The other point of interest in the show was Woodward saying that we shouldn't be suprised if Libby's lawyers turn on him in the future:
KING: Does Libby know who your source is?
WOODWARD: I don't know the answer.... what Libby knows about this. You know, you get gratitude from people and from strange places. And then there is the saying, "Beware of what you wish for." And sometimes I'm not -- that's a lawyer defending Libby, and that's our system, and don't be surprised if I get denounced by them at some point in this. That happens in journalism. But I am strictly in the middle; I don't wear a uniform. I'm not a Red State or Blue State in this.
I did provide information in this case about Libby.
There are some major unanswered questions here. Woodward says when he called his source to remind him about their conversation, the source immediately said he was going to tell Fitzgerald. But Woodward also says he has tried in the past year to get a release from his source about this.
If his source wanted to set the record straight with Fitzgerald, why wouldn't he have gone to Fitz when Woodward mentioned the conversation in one of his earlier attempts to obtain a release? Woodward says had his source not insisted on going to Fitzgerald and refused to allow him to tell Fitzgerald, he would have stayed silent. What changed in the sources mind, or is Woodward shading their true conversation?
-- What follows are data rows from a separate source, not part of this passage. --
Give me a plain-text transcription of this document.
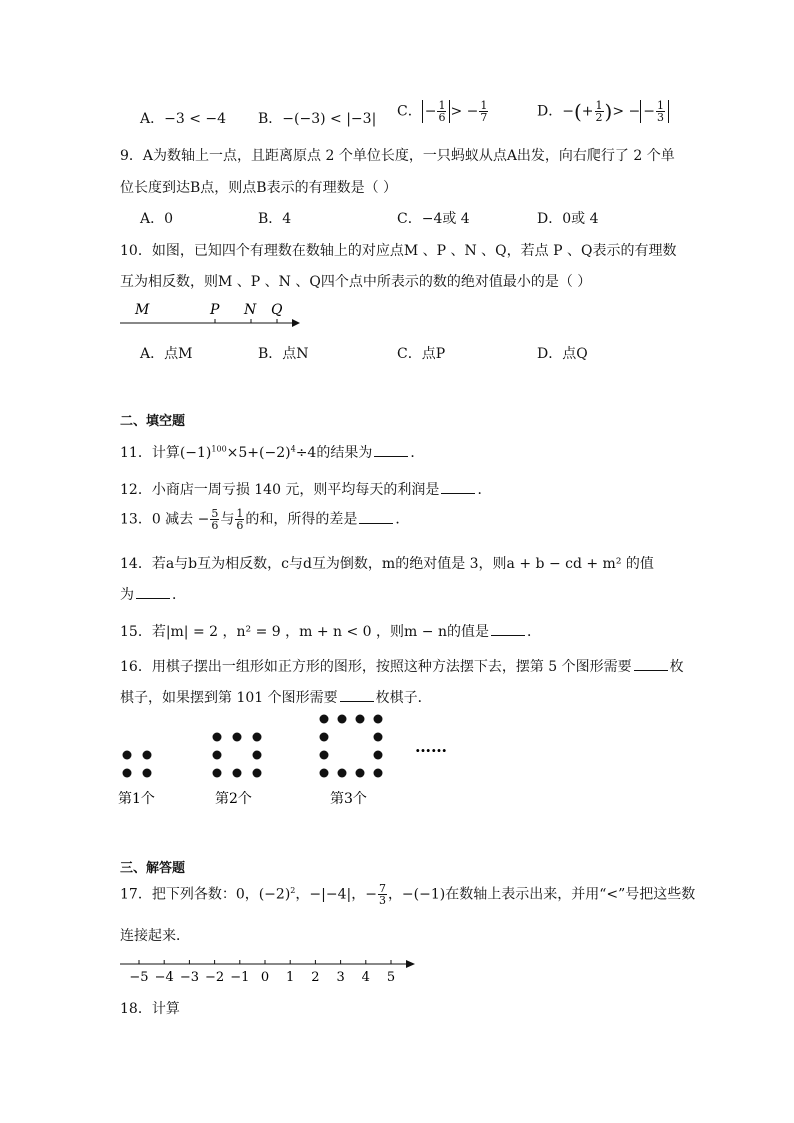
A．−3 < −4 B．−(−3) < |−3| C． − $\frac{1}{6}$ > − $\frac{1}{7}$	D．−(+ $\frac{1}{2}$ )> − − $\frac{1}{3}$
9．A为数轴上一点，且距离原点 2 个单位长度，一只蚂蚁从点A出发，向右爬行了 2 个单
位长度到达B点，则点B表示的有理数是（ ）
A．0	B．4	C．−4或 4	D．0或 4
10．如图，已知四个有理数在数轴上的对应点M 、P 、N 、Q，若点 P 、Q表示的有理数
互为相反数，则M 、P 、N 、Q四个点中所表示的数的绝对值最小的是（ ）
M	P N Q
A．点M	B．点N	C．点P	D．点Q
二、填空题
11．计算$(-1)^{100}\times 5+(-2)^4\div 4$的结果为	．
12．小商店一周亏损 140 元，则平均每天的利润是	．
13．0 减去 − $\frac{5}{6}$ 与 $\frac{1}{6}$ 的和，所得的差是	．
14．若a与b互为相反数，c与d互为倒数，m的绝对值是 3，则a + b − cd + m² 的值
为	．
15．若|m| = 2 ，n² = 9 ，m + n < 0 ，则m − n的值是	．
16．用棋子摆出一组形如正方形的图形，按照这种方法摆下去，摆第 5 个图形需要	枚
棋子，如果摆到第 101 个图形需要	枚棋子．
……
第1个	第2个	第3个
三、解答题
17．把下列各数：0，$(-2)^2$，−|−4|，− $\frac{7}{3}$ ，−(−1)在数轴上表示出来，并用“<”号把这些数
连接起来．
−5 −4 −3 −2 −1 0 1 2 3 4 5
18．计算
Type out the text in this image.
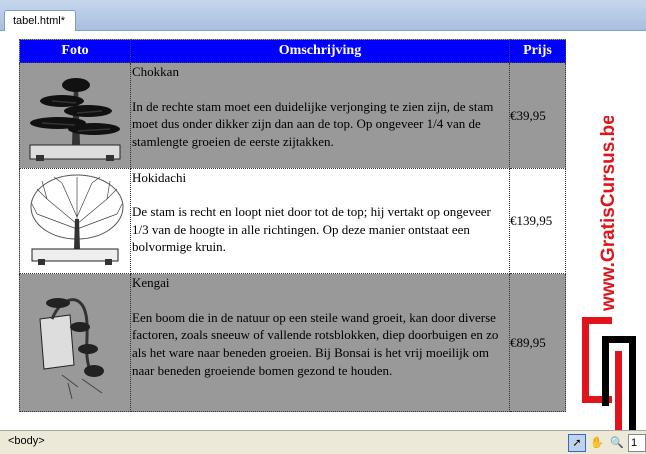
tabel.html*
Foto	Omschrijving	Prijs

Chokkan

In de rechte stam moet een duidelijke verjonging te zien zijn, de stam moet dus onder dikker zijn dan aan de top. Op ongeveer 1/4 van de stamlengte groeien de eerste zijtakken.	€39,95

Hokidachi

De stam is recht en loopt niet door tot de top; hij vertakt op ongeveer 1/3 van de hoogte in alle richtingen. Op deze manier ontstaat een bolvormige kruin.	€139,95

Kengai

Een boom die in de natuur op een steile wand groeit, kan door diverse factoren, zoals sneeuw of vallende rotsblokken, diep doorbuigen en zo als het ware naar beneden groeien. Bij Bonsai is het vrij moeilijk om naar beneden groeiende bomen gezond te houden.	€89,95
www.GratisCursus.be
<body>	➚ ✋ 🔍 1
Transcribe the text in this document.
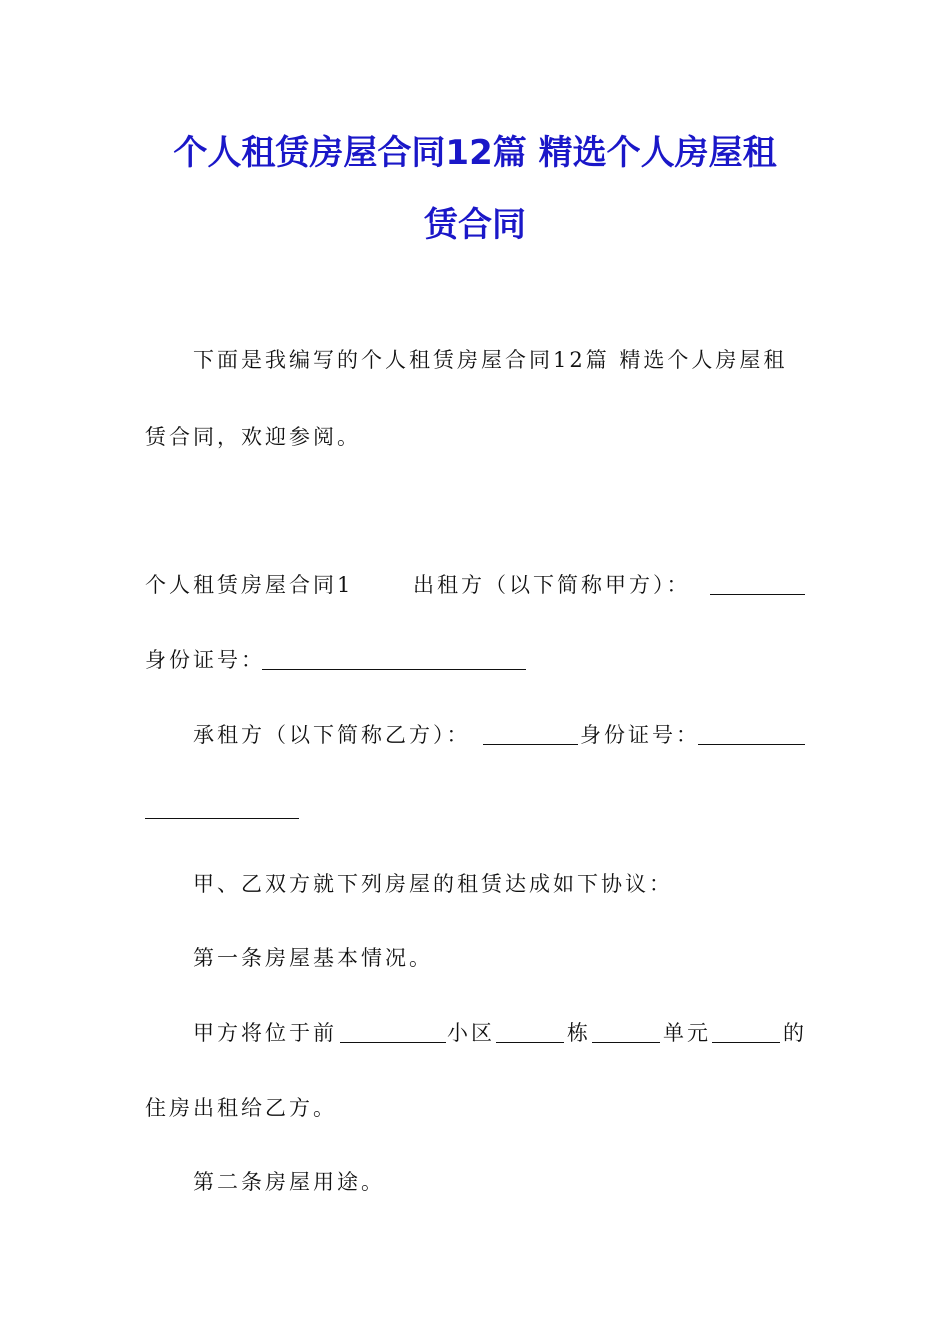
个人租赁房屋合同12篇 精选个人房屋租
赁合同
下面是我编写的个人租赁房屋合同12篇 精选个人房屋租
赁合同，欢迎参阅。
个人租赁房屋合同1	出租方（以下简称甲方）：
身份证号：
承租方（以下简称乙方）：	身份证号：
甲、乙双方就下列房屋的租赁达成如下协议：
第一条房屋基本情况。
甲方将位于前	小区	栋	单元	的
住房出租给乙方。
第二条房屋用途。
It makes more sense that Woodward would have called him and told him he was going to tell Fitzgerald, to correct the misimpression about Libby, and the source felt he had no choice but to go to Fitz.
Another question: Did this source learn of Plame's identity from Libby -- or from the June 10 classified memo? If he learned it from Libby, it may have been at a White House Iraq Group meeting, of which Stephen Hadley was a member. If he learned it from the memo, it is more likely he learned it from a State Department or CIA official.
One last question: Are Woodward's source and Novak's source the same? Is it the same as Walter Pincus's source?